Our shed's had quite the history. We built this 4' x 8', half gable contraption from a kit purchased from Beaver Lumber more than 25 years ago. Before we were married even.
We built it out at the farm, because I was young and still held my father's carpentry skills in high regard. Here was a man who, when I was a boy, finished his own basement, built his own garage and poured several driveways and patios.
On the other hand, I had made a knife block out of 2x4's in Junior Achievement, which collapsed within months. Plus a wooden sign inscribed "DYCK" in wavy black letters, made in my high school shop class. Mom and Dad said the sign was too large to hang outside our front door, although my younger sister's identical sign (made the following year) held a place of honour in Regina and later at the farm for decades.

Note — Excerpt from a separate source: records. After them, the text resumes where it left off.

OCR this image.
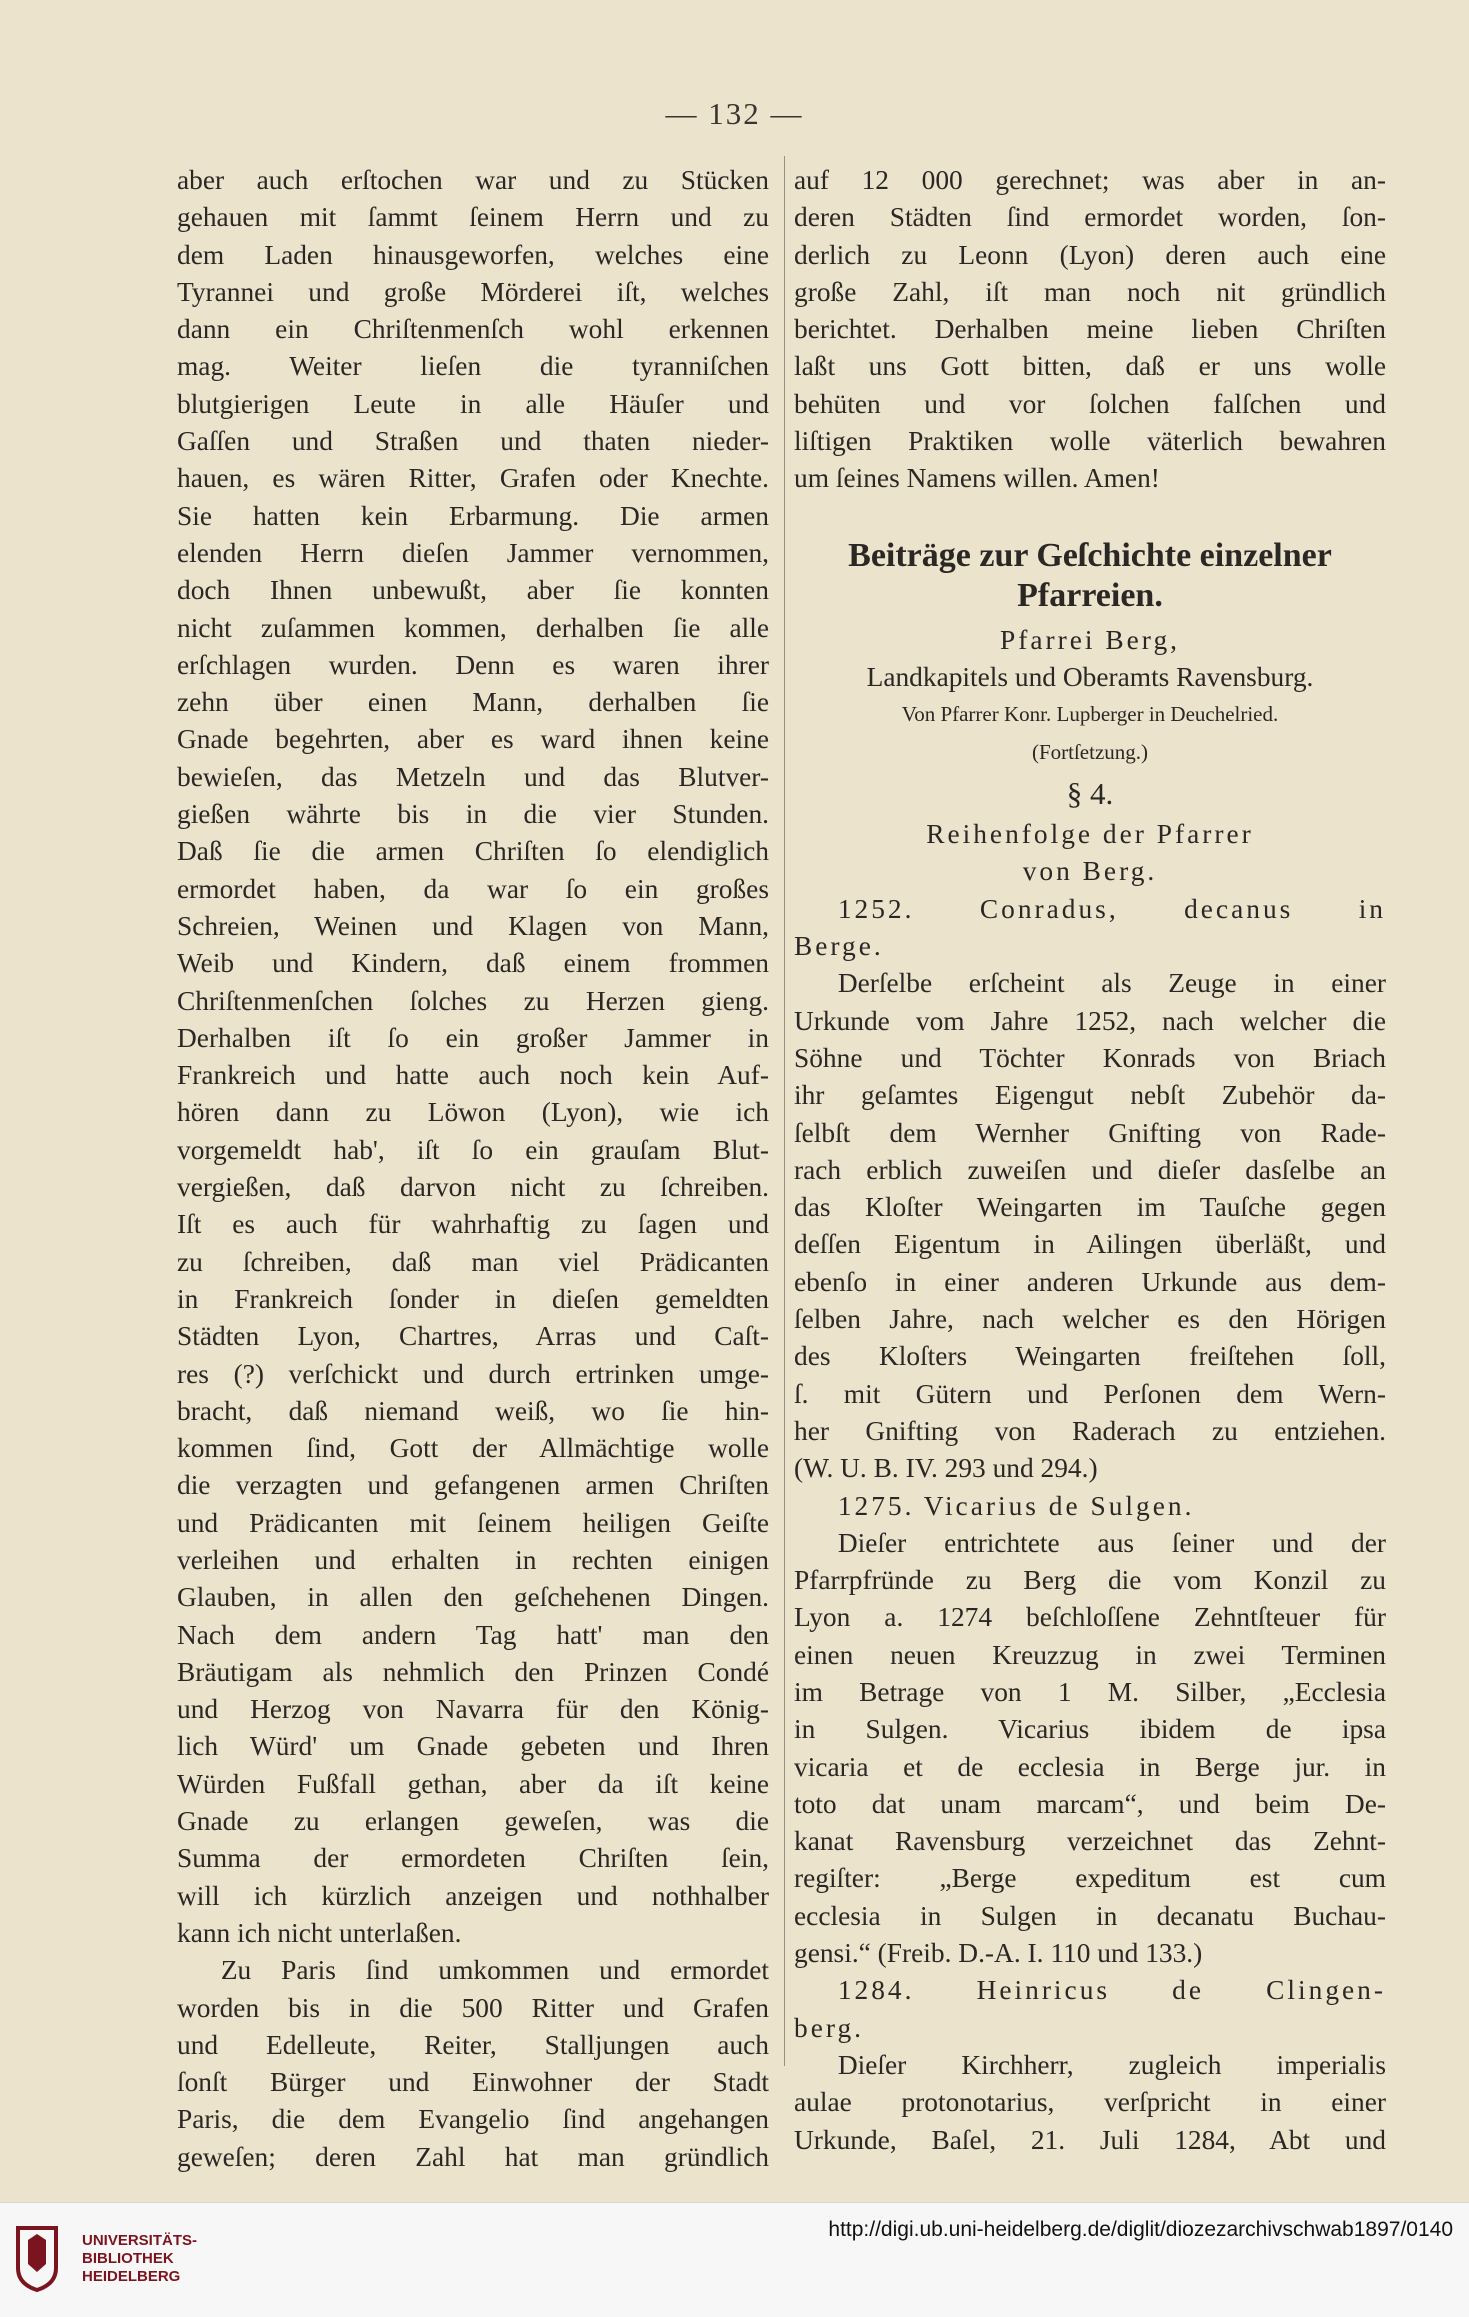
— 132 —

aber auch erſtochen war und zu Stücken

gehauen mit ſammt ſeinem Herrn und zu

dem Laden hinausgeworfen, welches eine

Tyrannei und große Mörderei iſt, welches

dann ein Chriſtenmenſch wohl erkennen

mag. Weiter lieſen die tyranniſchen

blutgierigen Leute in alle Häuſer und

Gaſſen und Straßen und thaten nieder-

hauen, es wären Ritter, Grafen oder Knechte.

Sie hatten kein Erbarmung. Die armen

elenden Herrn dieſen Jammer vernommen,

doch Ihnen unbewußt, aber ſie konnten

nicht zuſammen kommen, derhalben ſie alle

erſchlagen wurden. Denn es waren ihrer

zehn über einen Mann, derhalben ſie

Gnade begehrten, aber es ward ihnen keine

bewieſen, das Metzeln und das Blutver-

gießen währte bis in die vier Stunden.

Daß ſie die armen Chriſten ſo elendiglich

ermordet haben, da war ſo ein großes

Schreien, Weinen und Klagen von Mann,

Weib und Kindern, daß einem frommen

Chriſtenmenſchen ſolches zu Herzen gieng.

Derhalben iſt ſo ein großer Jammer in

Frankreich und hatte auch noch kein Auf-

hören dann zu Löwon (Lyon), wie ich

vorgemeldt hab', iſt ſo ein grauſam Blut-

vergießen, daß darvon nicht zu ſchreiben.

Iſt es auch für wahrhaftig zu ſagen und

zu ſchreiben, daß man viel Prädicanten

in Frankreich ſonder in dieſen gemeldten

Städten Lyon, Chartres, Arras und Caſt-

res (?) verſchickt und durch ertrinken umge-

bracht, daß niemand weiß, wo ſie hin-

kommen ſind, Gott der Allmächtige wolle

die verzagten und gefangenen armen Chriſten

und Prädicanten mit ſeinem heiligen Geiſte

verleihen und erhalten in rechten einigen

Glauben, in allen den geſchehenen Dingen.

Nach dem andern Tag hatt' man den

Bräutigam als nehmlich den Prinzen Condé

und Herzog von Navarra für den König-

lich Würd' um Gnade gebeten und Ihren

Würden Fußfall gethan, aber da iſt keine

Gnade zu erlangen geweſen, was die

Summa der ermordeten Chriſten ſein,

will ich kürzlich anzeigen und nothhalber

kann ich nicht unterlaßen.

Zu Paris ſind umkommen und ermordet

worden bis in die 500 Ritter und Grafen

und Edelleute, Reiter, Stalljungen auch

ſonſt Bürger und Einwohner der Stadt

Paris, die dem Evangelio ſind angehangen

geweſen; deren Zahl hat man gründlich

auf 12 000 gerechnet; was aber in an-

deren Städten ſind ermordet worden, ſon-

derlich zu Leonn (Lyon) deren auch eine

große Zahl, iſt man noch nit gründlich

berichtet. Derhalben meine lieben Chriſten

laßt uns Gott bitten, daß er uns wolle

behüten und vor ſolchen falſchen und

liſtigen Praktiken wolle väterlich bewahren

um ſeines Namens willen. Amen!

Beiträge zur Geſchichte einzelner

Pfarreien.

Pfarrei Berg,

Landkapitels und Oberamts Ravensburg.

Von Pfarrer Konr. Lupberger in Deuchelried.

(Fortſetzung.)

§ 4.

Reihenfolge der Pfarrer

von Berg.

1252. Conradus, decanus in

Berge.

Derſelbe erſcheint als Zeuge in einer

Urkunde vom Jahre 1252, nach welcher die

Söhne und Töchter Konrads von Briach

ihr geſamtes Eigengut nebſt Zubehör da-

ſelbſt dem Wernher Gnifting von Rade-

rach erblich zuweiſen und dieſer dasſelbe an

das Kloſter Weingarten im Tauſche gegen

deſſen Eigentum in Ailingen überläßt, und

ebenſo in einer anderen Urkunde aus dem-

ſelben Jahre, nach welcher es den Hörigen

des Kloſters Weingarten freiſtehen ſoll,

ſ. mit Gütern und Perſonen dem Wern-

her Gnifting von Raderach zu entziehen.

(W. U. B. IV. 293 und 294.)

1275. Vicarius de Sulgen.

Dieſer entrichtete aus ſeiner und der

Pfarrpfründe zu Berg die vom Konzil zu

Lyon a. 1274 beſchloſſene Zehntſteuer für

einen neuen Kreuzzug in zwei Terminen

im Betrage von 1 M. Silber, „Ecclesia

in Sulgen. Vicarius ibidem de ipsa

vicaria et de ecclesia in Berge jur. in

toto dat unam marcam“, und beim De-

kanat Ravensburg verzeichnet das Zehnt-

regiſter: „Berge expeditum est cum

ecclesia in Sulgen in decanatu Buchau-

gensi.“ (Freib. D.-A. I. 110 und 133.)

1284. Heinricus de Clingen-

berg.

Dieſer Kirchherr, zugleich imperialis

aulae protonotarius, verſpricht in einer

Urkunde, Baſel, 21. Juli 1284, Abt und

UNIVERSITÄTS-
BIBLIOTHEK
HEIDELBERG
http://digi.ub.uni-heidelberg.de/diglit/diozezarchivschwab1897/0140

After a few hours of shed building however, I started to wonder if Dad was out of practice. Ignoring the instruction sheet, he insisted in building the shed in exactly the opposite order. Cuts within an inch and a half of the line seemed just fine to him. So long as we reinforced everything with Dad's favourite device, 3 inch spiral Ardox nails, he figured it would hold together.
Four hours into this two hour project, Cindy had enough, grabbed the instructions and insisted we start over. This time, by the book. Dad relented and followed Cin's directions and the shed was complete before nightfall. Then we loaded it in the back of Dad's truck and drove it to our the back of our rented apartment on Retallack Street.
(On the drive to Regina, Dad asked me why we bothered building the shed at the farm, because he was a "wood butcher." It turns out his friend Bob was the true carpenter. I forgot how Bob was involved with Dad's garage and basement projects.)
Because the shed fit between the wheel wells of an old half ton truck, we took it with us when we moved to Wascana Street. Cindy and the kids decorated it up and stored all the kid's toys in it for a few years.
When the kids got older, we moved the shed to the back of the yard and put our garden tools in it. Then planted two apple trees around it and pretty much ignored it.
The mice didn't ignore the shed though. Over the years we've been having a running battle over who gets to live in the shed. 20 year old particle board is pretty easy to gnaw through, I guess. It was time to either start using the shed again or get rid of it.
We're going to take side wall off and turn the shed into an open air wood storage bin for the micro-bakery. But first we needed to move it closer to the oven. On Sunday. In the +35C heat.
Robyn invited two of her friends over with vague promises of ice cream and along with Cindy and myself, we got to work. Robyn thought we only had to move the thing two feet, so more promises had to be made once she realized the true distance. But she hung in there.
I told the crew that we were going to move the shed just like the Egyptians built the Pyramids - with lots and lots of leverage. And for the most part, we did. We laid a series of boards end to end, then levered up a corner of the shed high enough to slide round bars between the shed and the boards. Then pushed like hell and tried to roll this rotten, crumbly monstrosity across the yard.
It pretty much worked. Much of the underside of the shed was rotting away, so instead of rolling, the round bars would fall into a rotting divot. But we were able to roll it 1-2 feet before stopping and resetting the apparatus.
20 or 25 roll and reset cycles and the shed was in its new home. The only casualties were a branch from one apple tree, a bit of the lawn where the boards gouged a path and about 20% of the undercarriage of the shed, which tore off on the journey. Not too bad.
Well, my wallet took a pretty big hit too. Ice cream is more expensive than I thought. Must be the PST.
And I had to promise that this is the shed's final resting place. Seems fair.